Although much hailed before the event, getting information on yesterday's meeting of Cameron's national security committee is proving extraordinarily difficult. All we have so far is a very limited statement from a Downing Street spokesman, telling us that: "There were wide-ranging, intensive and productive discussions during the extended session on this, the Government's top foreign policy priority."
"The Prime Minister and the NSC," we are also told, "expressed their great admiration and support for our troops serving in Afghanistan and paid tribute to the essential contribution that they and their civilian colleagues make. The NSC will now continue its work to ensure that the UK does all it can to support the agreed Nato strategy in Afghanistan to succeed."
Separately, we have a report in The Guardian which makes the claim – attributed to officials - that Britain is putting pressure on Afghanistan to assume full responsibility for its own security as soon as possible.
If that is true – and there is no reason why it should not be – it quite possibly represents the ultimate example of hope triumphing over experience, there being any number of accounts which attest to the incompetence of Afghan security forces.
The latest of these comes in the New York Times which describes the Interior Ministry's most promising force, which has been "undercut by drug use, petty corruption and, at times, a lack of commitment in the face of the ordinary hardships and duties of uniformed life."
This piece deserves to be read in full but particularly relevant is the observation that many of the police from the force profiled were Tajik, and did not speak Pashto, southern Afghanistan's dominant language. Unsurprisingly, one of them complained: "Nobody can find a lot of information about the Taliban."
What, of course, this destroys is the facile idea that the southern, predominantly Pashtun population is ever going to accept the rule of Kabul, bolstered as it is – and has always been historically – by the northern tribes of an entirely different ethnicity.
Thus Simon Jenkins is telling us in The Guardian that Cameron should take the opportunity of the switch in Helmand from British to US control to admit the obvious and start to plan how best to leave. It is idle to pretend, he writes, that Britain's 2006 expedition to bring Helmand under the control of the Kabul regime has anything but failed.
Yet, rather than take that opportunity, the Cameron stance has been to support the last administration's policy and, as he did during the session allocated to PMQs in parliament today, commit to providing the military with "whatever they need", thereby effectively taking ownership of the conflict. It may have started off as Blair's war, then to become Brown's war, but it has now undergone a glacially smooth transition, on its way to becoming Cameron's war.
There is no obvious political reason why the Cleggeron leader should so recklessly assume responsibility for this conflict – other than, perhaps, he has been unduly influenced by today's leader in The Daily Telegraph, which intones that "tangible results" are "desperately needed" to reassure an increasingly sceptical public that the war is winnable - an outcome which only that newspaper can believe is possible.

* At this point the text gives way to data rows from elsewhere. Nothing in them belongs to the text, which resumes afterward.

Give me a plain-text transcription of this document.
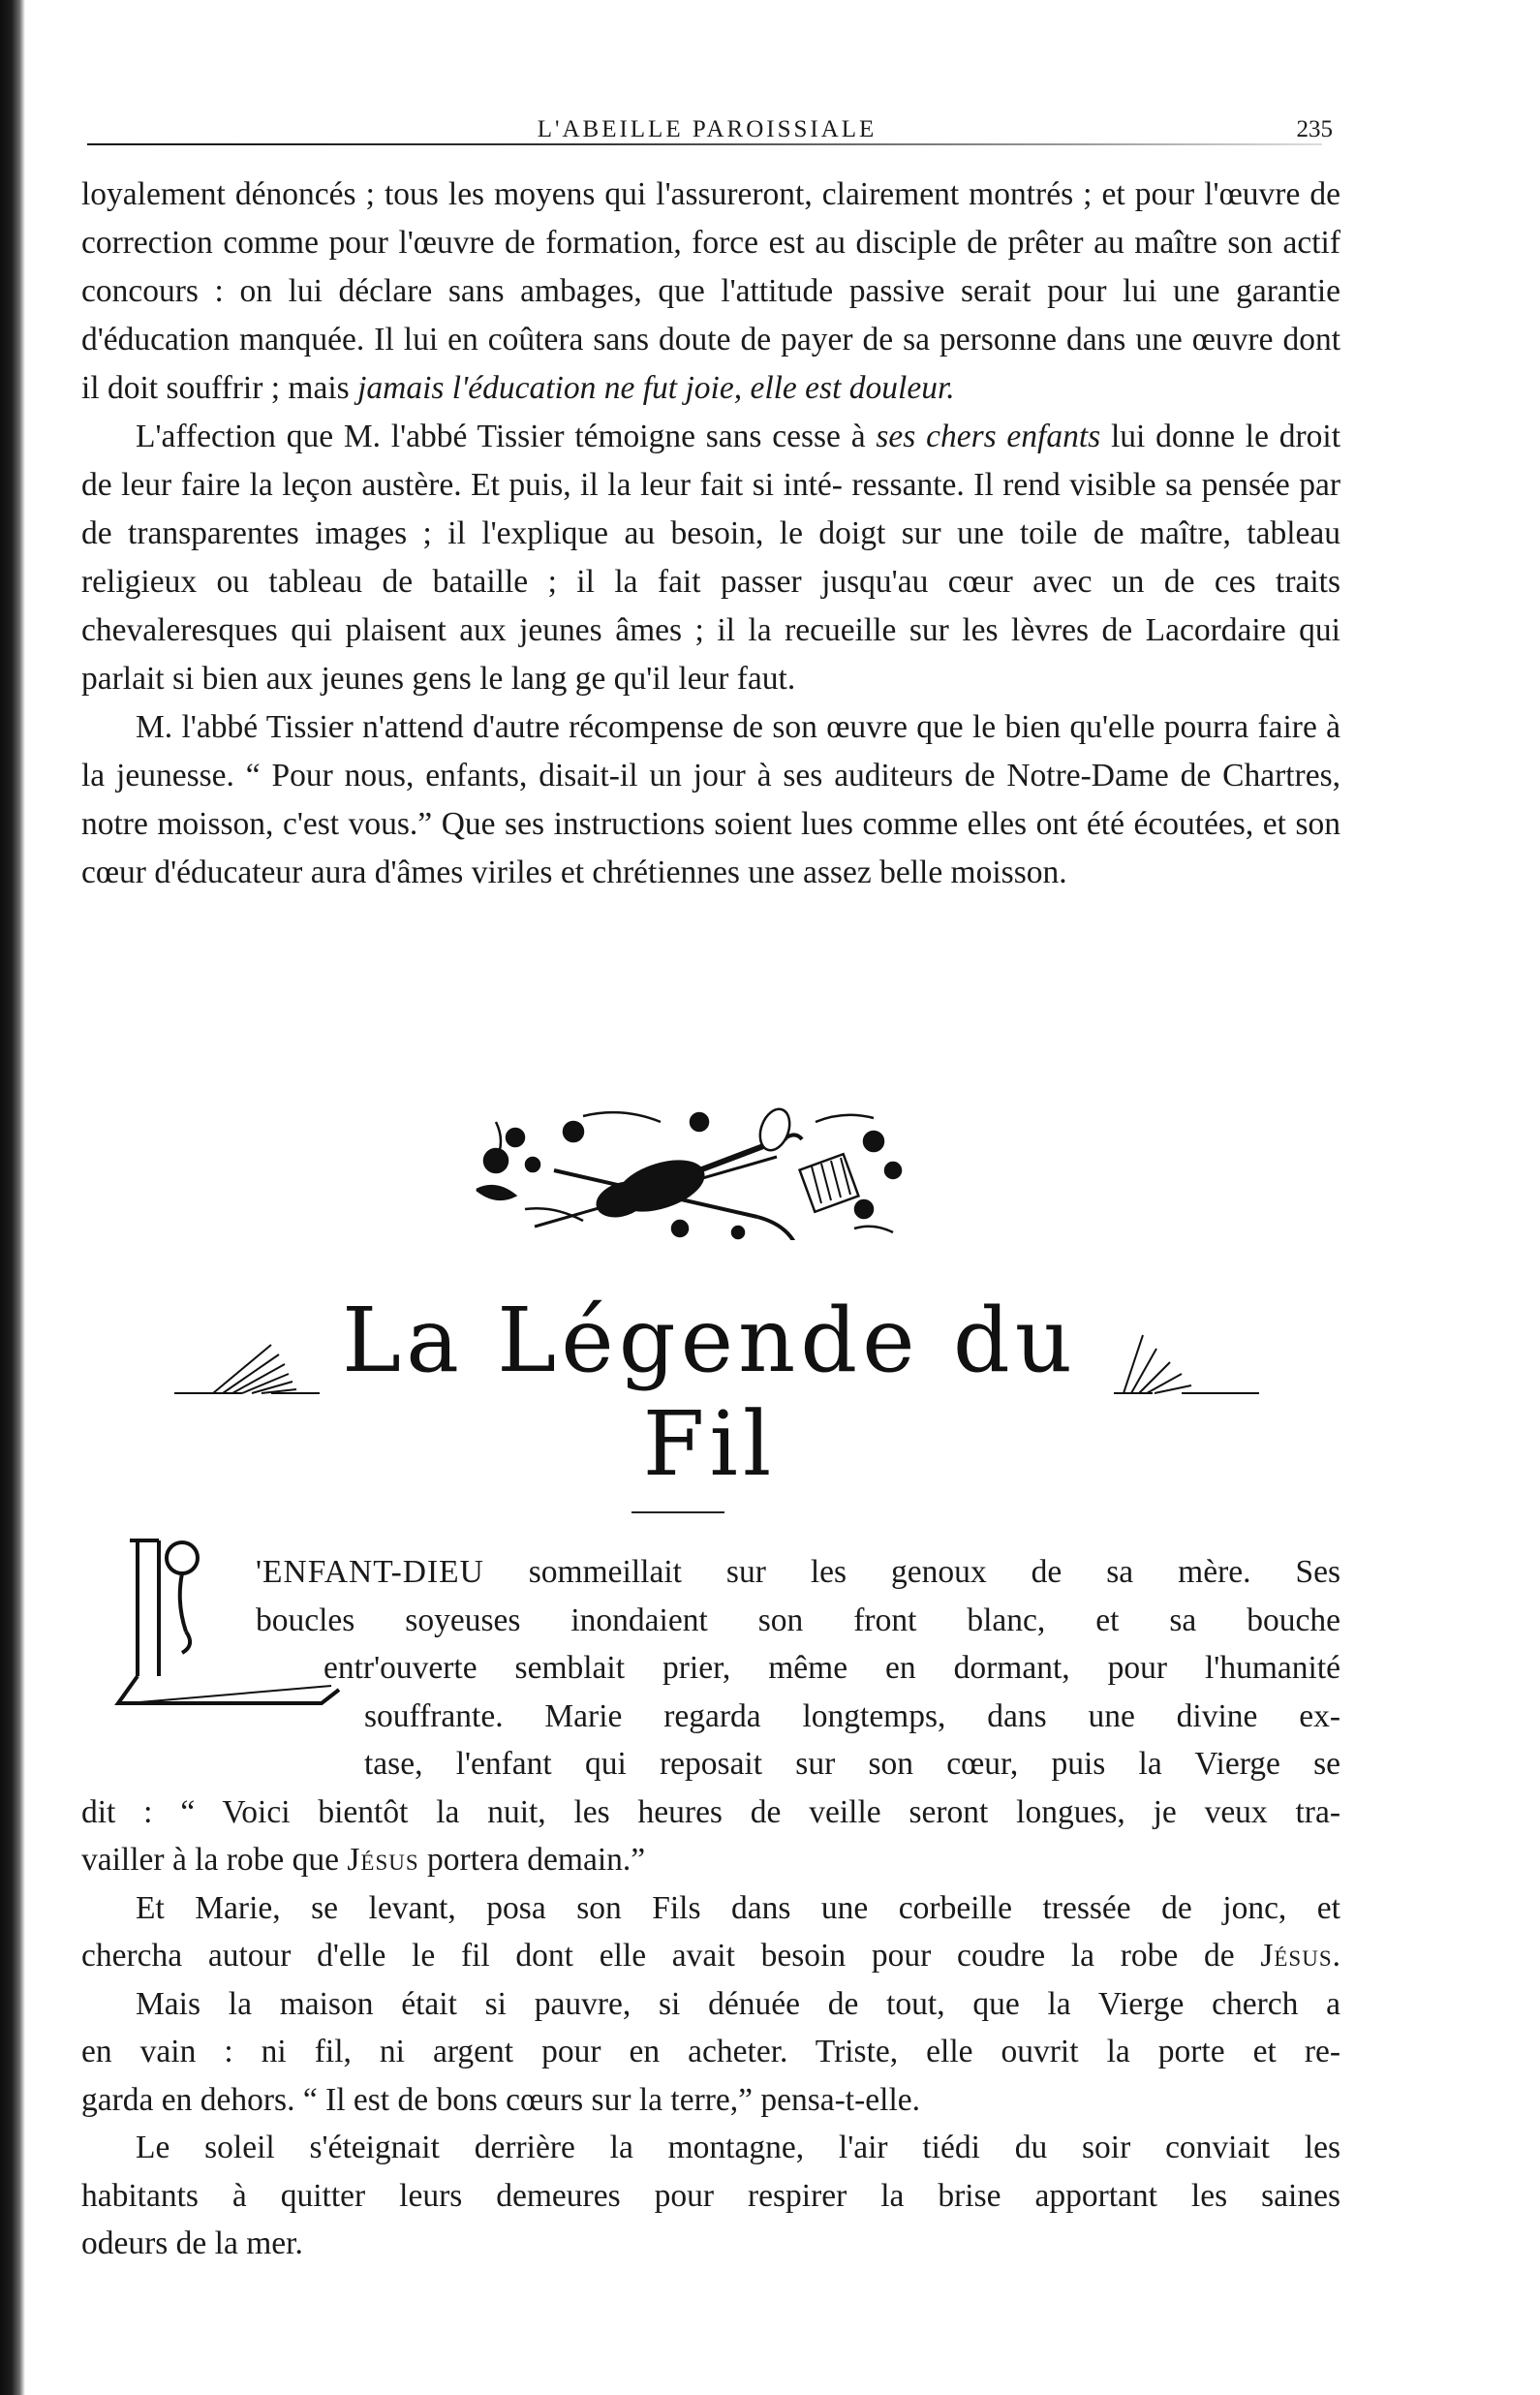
L'ABEILLE PAROISSIALE	235

loyalement dénoncés ; tous les moyens qui l'assureront, clairement montrés ; et pour l'œuvre de correction comme pour l'œuvre de formation, force est au disciple de prêter au maître son actif concours : on lui déclare sans ambages, que l'attitude passive serait pour lui une garantie d'éducation manquée. Il lui en coûtera sans doute de payer de sa personne dans une œuvre dont il doit souffrir ; mais jamais l'éducation ne fut joie, elle est douleur.

L'affection que M. l'abbé Tissier témoigne sans cesse à ses chers enfants lui donne le droit de leur faire la leçon austère. Et puis, il la leur fait si inté- ressante. Il rend visible sa pensée par de transparentes images ; il l'explique au besoin, le doigt sur une toile de maître, tableau religieux ou tableau de bataille ; il la fait passer jusqu'au cœur avec un de ces traits chevaleresques qui plaisent aux jeunes âmes ; il la recueille sur les lèvres de Lacordaire qui parlait si bien aux jeunes gens le lang ge qu'il leur faut.

M. l'abbé Tissier n'attend d'autre récompense de son œuvre que le bien qu'elle pourra faire à la jeunesse. “ Pour nous, enfants, disait-il un jour à ses auditeurs de Notre-Dame de Chartres, notre moisson, c'est vous.” Que ses instructions soient lues comme elles ont été écoutées, et son cœur d'éducateur aura d'âmes viriles et chrétiennes une assez belle moisson.

La Légende du Fil
'ENFANT-DIEU sommeillait sur les genoux de sa mère. Ses
boucles soyeuses inondaient son front blanc, et sa bouche
entr'ouverte semblait prier, même en dormant, pour l'humanité
souffrante. Marie regarda longtemps, dans une divine ex-
tase, l'enfant qui reposait sur son cœur, puis la Vierge se
dit : “ Voici bientôt la nuit, les heures de veille seront longues, je veux tra-
vailler à la robe que Jésus portera demain.”
Et Marie, se levant, posa son Fils dans une corbeille tressée de jonc, et
chercha autour d'elle le fil dont elle avait besoin pour coudre la robe de Jésus.
Mais la maison était si pauvre, si dénuée de tout, que la Vierge cherch a
en vain : ni fil, ni argent pour en acheter. Triste, elle ouvrit la porte et re-
garda en dehors. “ Il est de bons cœurs sur la terre,” pensa-t-elle.
Le soleil s'éteignait derrière la montagne, l'air tiédi du soir conviait les
habitants à quitter leurs demeures pour respirer la brise apportant les saines
odeurs de la mer.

"Providing clear and unequivocal support for the military effort would be a good start," the paper says, advice which Cameron seems to have taken, unwittingly falling into a trap from which he will find it difficult to extract himself.
As a harbinger, the significance of which it is unlikely he would understand, yesterday we learned of the death of another Danish soldier, since identified as 22-year-old Private Sophia Bruun. She was killed close to Bridzar military base in Helmand, after a Piranha armoured personnel carrier was hit by an IED.
The point that will escape Cameron is that this vehicle type was intended to be the base for the FRES utility vehicle which, given a choice, the Army would have preferred to the Mastiff and other protected vehicles. Affording the Army "unequivocal support" may prove to be unwise, given that it most often has no real idea what it really wants and, in any event, should be given what it needs rather than what it wants.
In return, however, the one thing Cameron need not expect is "tangible results", other than seeing the number of deaths climb from today's figure of 290 – with yet another Royal Marine killed by a bomb in Sangin – to 300 in the very near future. For his first performance in the PMQ slot today, he had to read out three names. Already, he has another for next week's list and soon enough he will be dealing with the torrent of media "celebrating" that macabre third century.
By then it will truly be Cameron's war. And if he makes 400, it will be the only thing he "achieves" from it.